Demons of Good and Evil by Kim Harrison



            Cassie stood, forcing me back a step. “No.” I reached for her. “You are not taking the pack out there,” I said, and the woman stopped short. She had recently become the pack’s alpha female, and I knew she was stronger willed than even me. Needless to say, my gut was in a Gordian knot. “Please,” I added as Glenn shuffled his feet.

            “Martie is going out to check for suspicious behavior,” Glenn said.

            “Her?” Cassie blurted, and my eye twitched. “She can’t even shift.”

            “She has two years in undercover, and not being a Were is an asset in this particular situation.” Glenn’s attention went out the open door and into the noisy offices. “Please. Sit. We will know a lot more in a few hours.”

            “David might be dead in a few hours,” Cassie said, and I wondered if I’d be handling this any better if it had been Trent who was abducted. Probably not.

            “Cassie, please,” I said, and she glared at me. “They know what you look like. If you show up, even with a busted car, they will go deeper into hiding.”

            “So I go as a fox, or you can magic me into someone else,” she said.

            “Martie has this,” I said, brow furrowed. “Jenks can go, maybe, but not you.”

            “Oh, sure.” Cassie cocked her hip, clearly peeved. “Like he won’t be recognized?”

            “No offense, Rachel,” Glenn added, “but she’s right. If they see a pixy, they’ll get twitchy.”

            Jenks dusted a peeved orange as he flew to the center of the room. “I’ve been sneaking around since before you shot your first popgun, Glenn. No one is going to see me, much less recognize me. We all look alike to you lunkers.”

            Glenn took a breath to protest, then thought better of it, lightly rubbing his neck. He’d gotten on Jenks’s bad side once. Once was enough.

            Cassie deflated with a startling suddenness, seemingly lost as she leaned against the wall beside the door, arms around her middle. “I can’t sit here and do nothin’,” she whispered, and I touched her arm in support. I hadn’t known the depth of her feelings for David. This was more than a fling, and I forced myself to smile—even if she could tell it was a lie.

            “When was the last time you ate?” I said, and her eyes welled. “Let’s grab something at Piscary’s. Give Glenn and Martie time to work. I want to talk to Pike. Maybe borrow his muscle. I don’t want to bring the pack in on this if I don’t have to.”

            “This is a pack matter,” Cassie said, and I wondered how the Were registry was handling a werefox being a female alpha of a traditional Were pack. Probably better than when I’d been one. “I can’t go back to them and tell them that the FIB and Piscary’s vampires are handling it.”

            Silent, Glenn went to one of his dad’s file cabinets, and Jenks joined him as he began to search. “Cassie,” I pleaded. “I know you want to help, but Walter has his own rules, and they pull on the worst practices imaginable. I don’t want you, or anyone in David’s pack, to have those nightmares.”

            Cassie flushed. “You are actin’ like a mongrel bludger. David is my alpha.”

            I glanced at Jenks, not knowing whether that was an insult or not, and he shrugged. “Yeah? Well he’s my friend,” I said forcefully. “Don’t you ever think I don’t care. I am more worried about David than you are.”

            Her brow furrowed. “I beg—”

            “No,” I interrupted. “I’m more worried about David because I know what Walter is capable of. I’m sure you can find him. Crash down on him with half the Weres of the city. But a large attack will be seen. Walter might kill David before we even get close. Subtlety will save David, and that means few, not more. Smart, not force.”

            Our argument was beginning to filter into the common room, but I couldn’t shut the door. I didn’t want to get that close to her at the moment.

            “Ah, Cassie?” Glenn said, and the woman jumped, rounding on him.

            “What?” she snapped, and he dropped an open folder on his desk.

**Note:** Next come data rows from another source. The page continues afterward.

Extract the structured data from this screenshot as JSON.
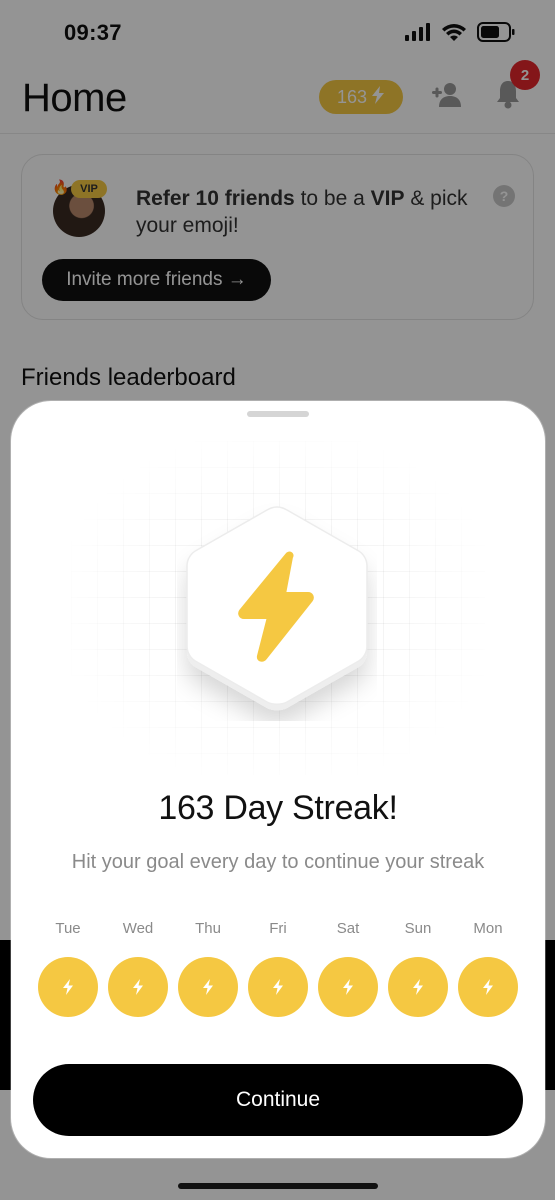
{
  "status_bar": {
    "time": "09:37"
  },
  "header": {
    "title": "Home",
    "points": "163",
    "notification_count": "2"
  },
  "refer_card": {
    "vip_label": "VIP",
    "text_bold_1": "Refer 10 friends",
    "text_1": " to be a ",
    "text_bold_2": "VIP",
    "text_2": " & pick your emoji!",
    "help": "?",
    "invite_button": "Invite more friends →"
  },
  "leaderboard": {
    "title": "Friends leaderboard"
  },
  "streak_sheet": {
    "title": "163 Day Streak!",
    "subtitle": "Hit your goal every day to continue your streak",
    "days": [
      "Tue",
      "Wed",
      "Thu",
      "Fri",
      "Sat",
      "Sun",
      "Mon"
    ],
    "continue_button": "Continue"
  },
  "colors": {
    "accent_yellow": "#f5c842",
    "badge_red": "#e3262c",
    "button_black": "#000000"
  },
  "icons": {
    "status": [
      "signal-icon",
      "wifi-icon",
      "battery-icon"
    ],
    "header": [
      "lightning-icon",
      "add-friend-icon",
      "bell-icon"
    ],
    "streak": "lightning-icon"
  }
}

            “Look at this before you marshal your pack into an assault,” he added, and I blanched, recognizing the ugly photos. The first was Nick, beaten up and nearly dead. A photo of Brett Markson was under it—not the pretty one in the Were registry that Cassie had probably seen, but him on a cold slab, his wounds pale and gapingly empty. Glenn had a handful of photos of the room they had found him in, too, complete with blood-splattered restraints and walls. Walter had tortured him, counting him as a betrayer.